Ensure the API is not exposed to the public internet without auth (for now, our API might listen on localhost or a private network. Eventually, if exposing, use authentication/authorization). Lock down the Matrix bot’s capabilities (it should probably ignore messages not meant for it, etc., and not join arbitrary rooms). Since Talos is hardened, that helps on OS level. But also consider network policies between services in K8s. Todo: Possibly implement an auth token for the MCP API if needed (so only the bot/LLM can call it, not random users). However, since everything is internal, it’s low risk at the moment. By addressing these TODOs over time, we will move from a basic working prototype to a robust, production-ready AI assistant platform. The overarching theme is keep it simple at each step – add functionality gradually without overcomplicating the design or introducing unnecessary dependencies.

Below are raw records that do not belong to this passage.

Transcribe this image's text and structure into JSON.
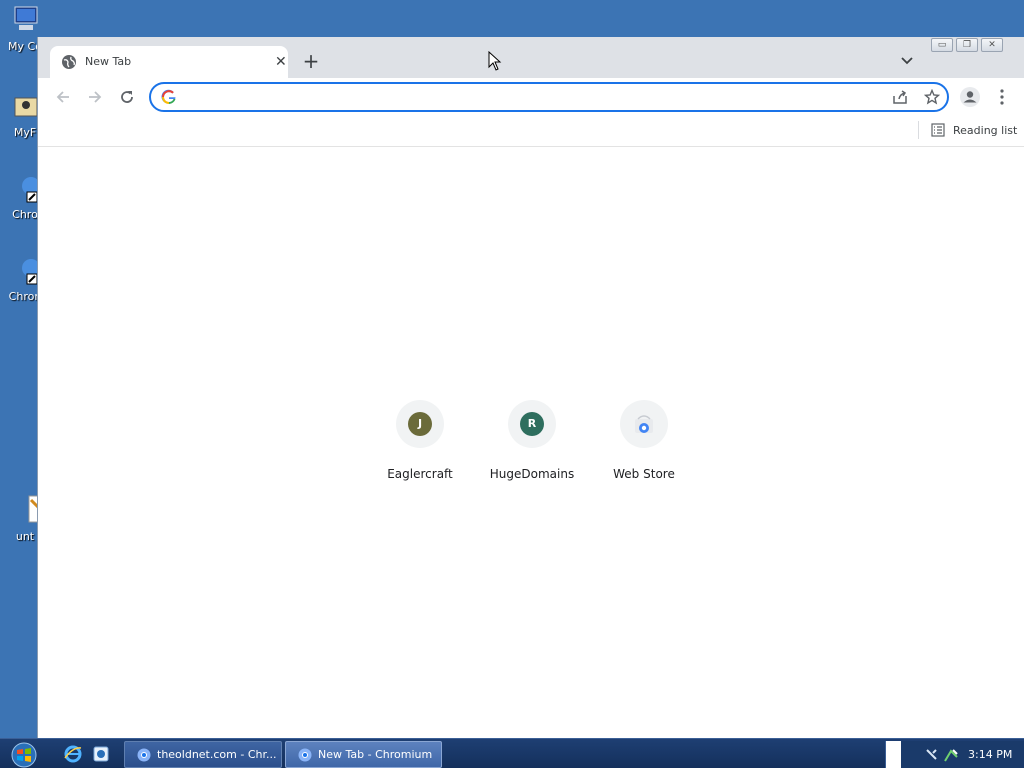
{
  "desktop": {
    "icons": [
      {
        "label": "My Co"
      },
      {
        "label": "MyF"
      },
      {
        "label": "Chro"
      },
      {
        "label": "Chron"
      },
      {
        "label": "unt"
      }
    ]
  },
  "browser": {
    "tab": {
      "title": "New Tab"
    },
    "window_controls": {
      "minimize": "▭",
      "restore": "❐",
      "close": "✕"
    },
    "omnibox": {
      "value": "",
      "placeholder": ""
    },
    "bookmarks_bar": {
      "reading_list_label": "Reading list"
    },
    "shortcuts": [
      {
        "label": "Eaglercraft",
        "letter": "J",
        "color": "#6b6b3a"
      },
      {
        "label": "HugeDomains",
        "letter": "R",
        "color": "#2e6e5e"
      },
      {
        "label": "Web Store",
        "letter": "",
        "color": "#4285f4"
      }
    ]
  },
  "taskbar": {
    "tasks": [
      {
        "label": "theoldnet.com - Chr..."
      },
      {
        "label": "New Tab - Chromium"
      }
    ],
    "clock": "3:14 PM"
  },
  "colors": {
    "accent": "#1a73e8",
    "desktop": "#3c74b4",
    "taskbar": "#1e3f73"
  }
}
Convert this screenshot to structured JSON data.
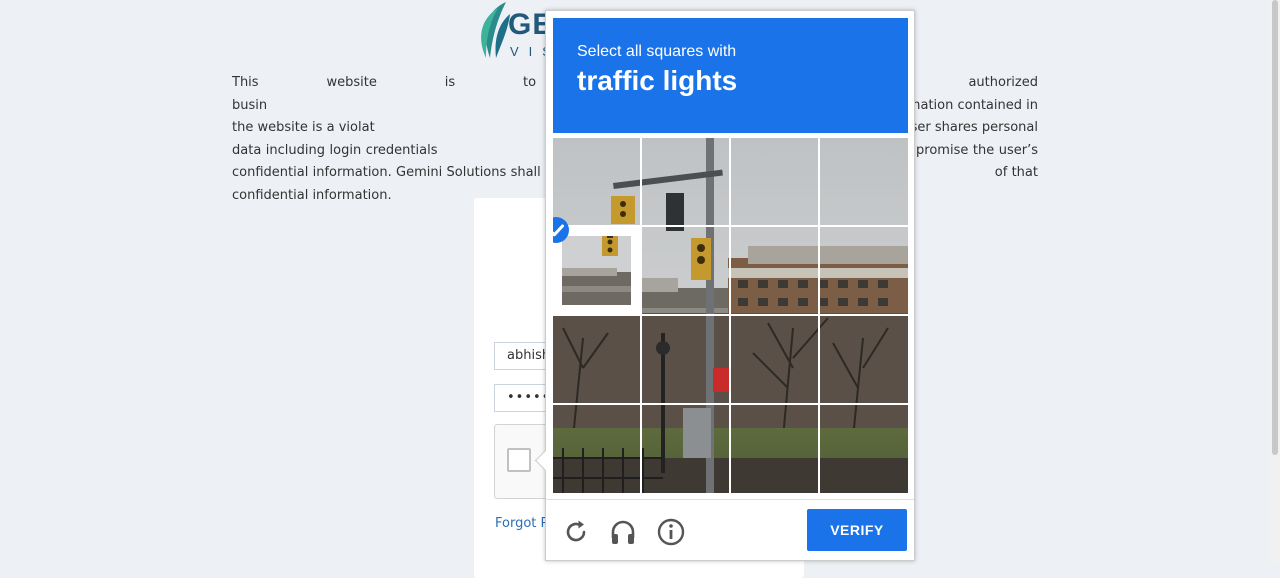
{
  "logo": {
    "brand": "GE",
    "brand_sub": "VIS"
  },
  "notice": {
    "text": "This website is to be used only for authorized busin                                                                                                           orized distribution of any information contained in the website is a violat                                                                                                      is monitored. If user shares personal data including login credentials                                                                                                        npromise the user’s confidential information. Gemini Solutions shall ha                                                                                                     of that confidential information."
  },
  "login": {
    "username_value": "abhish",
    "password_value": "•••••",
    "forgot_label": "Forgot Pa"
  },
  "captcha": {
    "instruction": "Select all squares with",
    "target": "traffic lights",
    "rows": 4,
    "cols": 4,
    "selected_tiles": [
      4
    ],
    "verify_label": "VERIFY"
  },
  "colors": {
    "accent": "#1a73e8",
    "link": "#2a6eb8",
    "brand": "#22587a",
    "page_bg": "#edf0f5"
  },
  "icons": {
    "reload": "reload-icon",
    "audio": "headphones-icon",
    "info": "info-icon"
  }
}
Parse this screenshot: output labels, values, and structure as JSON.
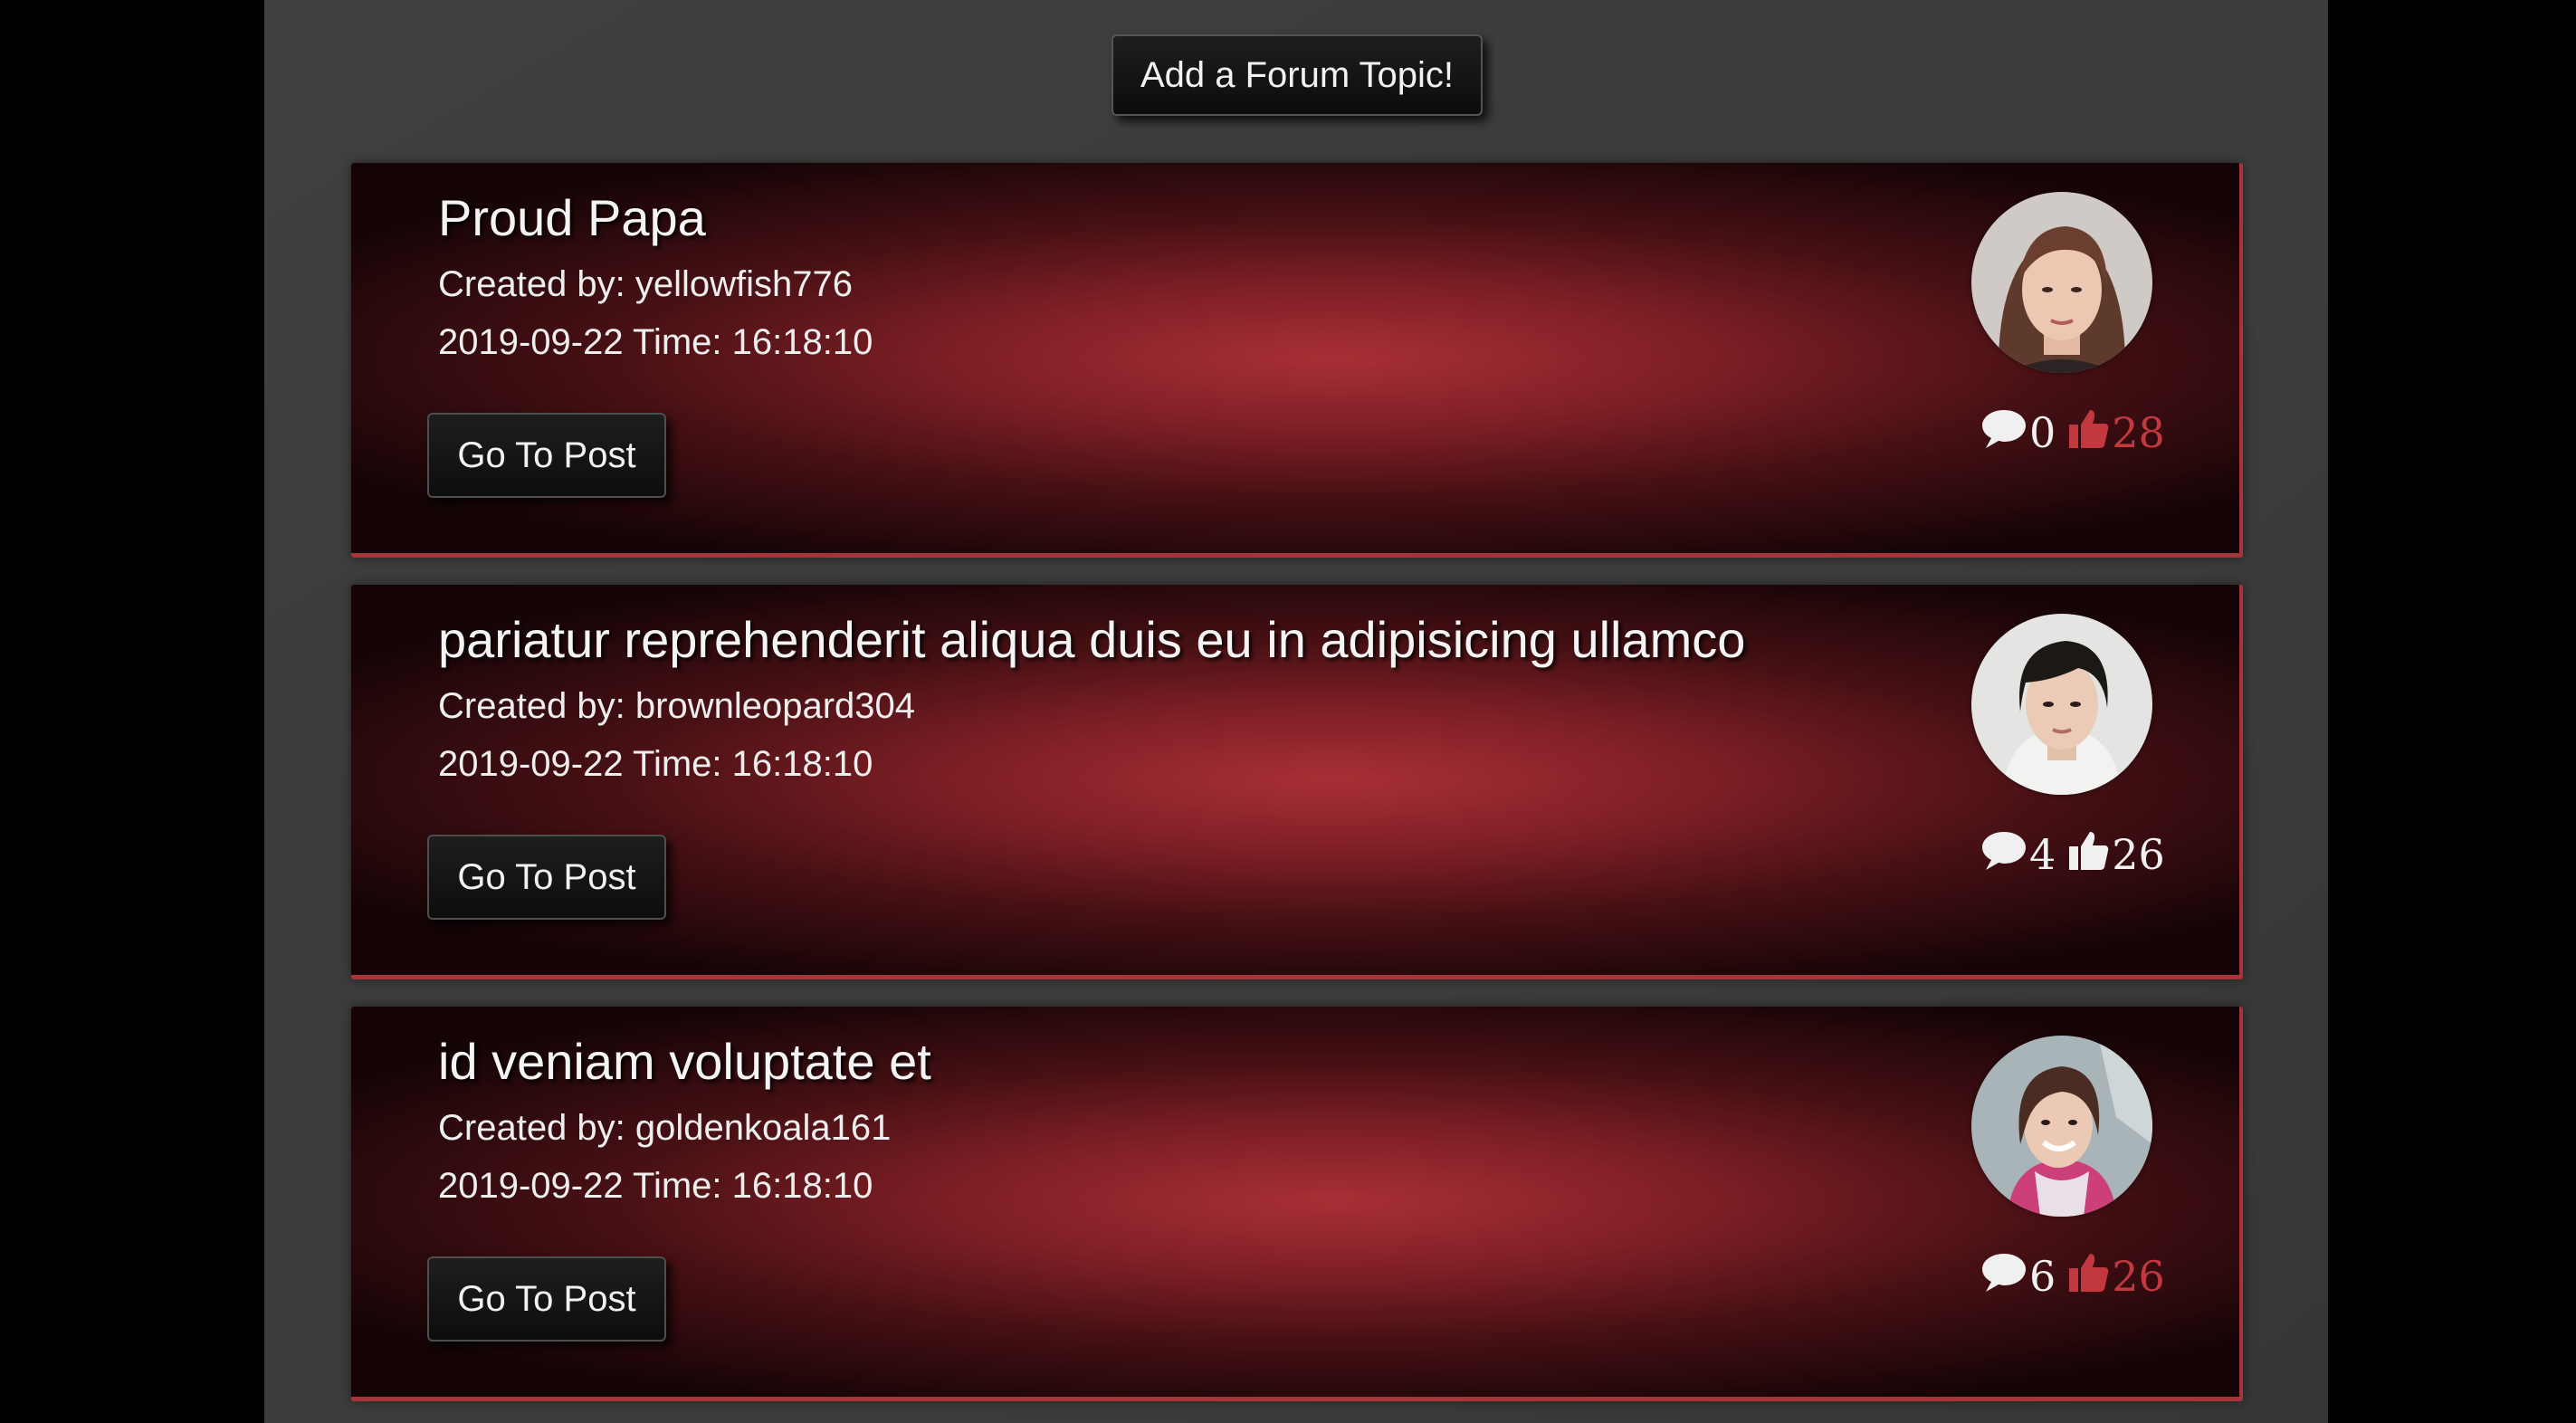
{
  "add_topic_label": "Add a Forum Topic!",
  "colors": {
    "accent_red": "#a83339",
    "liked_red": "#c2383f",
    "neutral_white": "#f0f0f0"
  },
  "posts": [
    {
      "title": "Proud Papa",
      "created_by": "Created by: yellowfish776",
      "datetime": "2019-09-22 Time: 16:18:10",
      "button_label": "Go To Post",
      "comments": "0",
      "likes": "28",
      "liked": true,
      "comment_icon": "speech-bubble-icon",
      "like_icon": "thumbs-up-icon"
    },
    {
      "title": "pariatur reprehenderit aliqua duis eu in adipisicing ullamco",
      "created_by": "Created by: brownleopard304",
      "datetime": "2019-09-22 Time: 16:18:10",
      "button_label": "Go To Post",
      "comments": "4",
      "likes": "26",
      "liked": false,
      "comment_icon": "speech-bubble-icon",
      "like_icon": "thumbs-up-icon"
    },
    {
      "title": "id veniam voluptate et",
      "created_by": "Created by: goldenkoala161",
      "datetime": "2019-09-22 Time: 16:18:10",
      "button_label": "Go To Post",
      "comments": "6",
      "likes": "26",
      "liked": true,
      "comment_icon": "speech-bubble-icon",
      "like_icon": "thumbs-up-icon"
    }
  ]
}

This README serves as the foundation for our development efforts. It contains the knowledge and guidelines needed for the team to start building Lycatra-chat. As we progress, we’ll update this document to reflect the current state of the project. Every team member should feel free to propose improvements or clarifications to this README so that it remains an authoritative resource. Let’s build this minimal, powerful LLM assistant to make our lives easier!